Usually, the problems of celebrities seem so far removed from our own. They seem to live on a foreign planet and have problems that are absolutely unfathomable to the rest of us. But, in this case, we would suggest that the issue of disentangling lives and setting boundaries is one that is all too common for parties going through separation and divorce. 

So, what does the law say? Would a Judge here in Alberta be on Team Kim or Team Kanye? We would suggest that it is clearly the former. 

Whether you have a team of security at your front door or not, all parties are entitled to privacy once they have separated. There are remedies in the court, such as orders for exclusive possession of the matrimonial home, that can ensure such things. Courts often emphasize the desire for parties to have a clean break. Parties are entitled to their space and to their safety. They are entitled to start new relationships and to keep their former partners out of their homes. The exception to this relates to parenting. Parties are not entitled to keep the other parent from the children. Unless, of course, it is not in the child’s best interests to be with the other parent. But I would suggest that this does not extend to the requirement to invite the other parent to birthday parties or any other family events. 

Ye’s complaints around chores relate to ‘day to day decision making’. Generally, parties have the right to make decisions regarding the care of their children during their parenting time. The Family Law Act in Alberta indicates that guardians have a right to be informed of and consulted about “all significant decisions” and goes on to say that, unless limited by a parenting order, each guardian may make day to day decisions affecting the child including daily activities. 

The courts promote independence on day to day decision making for the same reasons parties have right to privacy: parents are entitled to their autonomy following the breakdown of the relationship (within reason). What chores the kids do, where they go to a birthday party are up there with what they have for dinner, what books they read under the category of day to day decisions. Having to consult with a co-parent on each of these minor decisions would lead to an untenable amount of communication between two parties who are likely already experiencing some level of conflict. It could be paralyzing and prevent anything being done. Kim has a right to say what chores the kids do in her house without input from Ye, as long as the kids are safe. 

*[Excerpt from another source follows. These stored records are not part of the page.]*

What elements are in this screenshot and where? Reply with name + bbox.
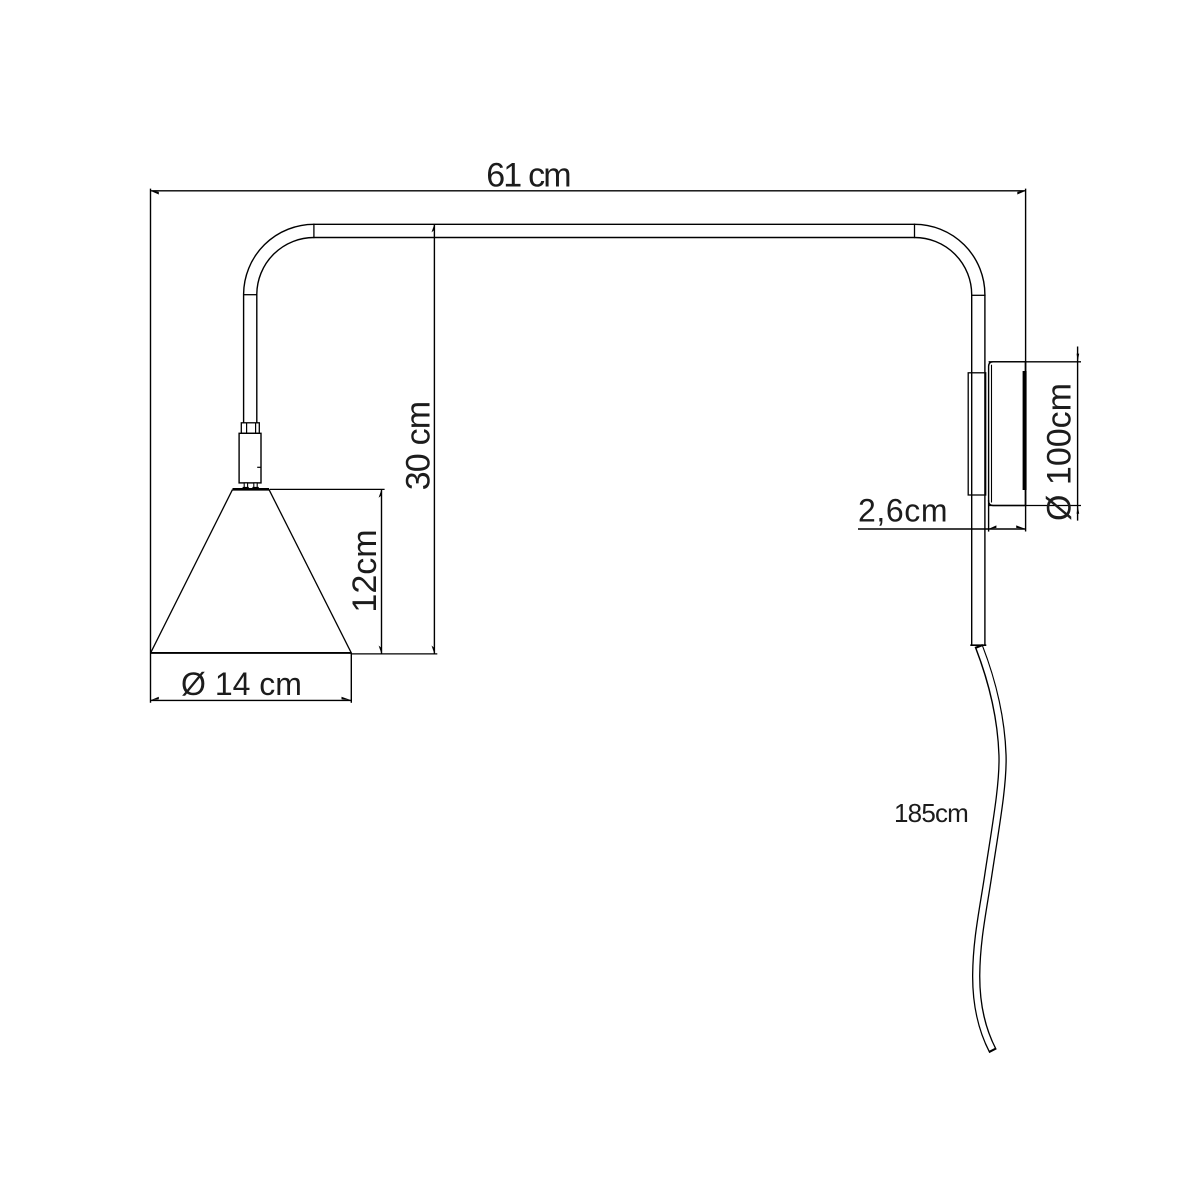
svg-text:185cm: 185cm [894, 798, 968, 828]
svg-text:Ø 14 cm: Ø 14 cm [181, 666, 302, 702]
svg-text:12cm: 12cm [346, 529, 384, 612]
svg-text:61 cm: 61 cm [486, 157, 570, 195]
svg-text:Ø 100cm: Ø 100cm [1041, 383, 1079, 521]
svg-text:2,6cm: 2,6cm [858, 493, 948, 529]
svg-text:30 cm: 30 cm [400, 402, 438, 491]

Having a Nanny is also a completely acceptable option for child care. Not only is it acceptable for one party to arrange this form of child care, but the courts have reiterated that a Nanny is a reasonable expense to be shared between the parties if it fits the definition under section 7(1)(a) of the Federal Child Support Guidelines: a child care expense incurred as a result of the custodial parent’s employment, illness, disability or education or training for employment. Kim is not offside with this.

At the end of the day, Kim is entitled to some freedom from Ye. All parties are entitled to safety, privacy and to make the day to day decisions about the kids while they are in their own care. Family law courts know and understand that parties with children will not receive a ‘clean break’ from their former partners but they strive to give each party autonomy where they can and to limit the need to communication and consultation, especially when the parties are in high conflict. This isn’t about keeping parents from their kids. It’s about giving people the opportunity to co-parent with as little conflict as possible. Celebrities ARE just like us, we just might not be writing a rap song about our parenting woes.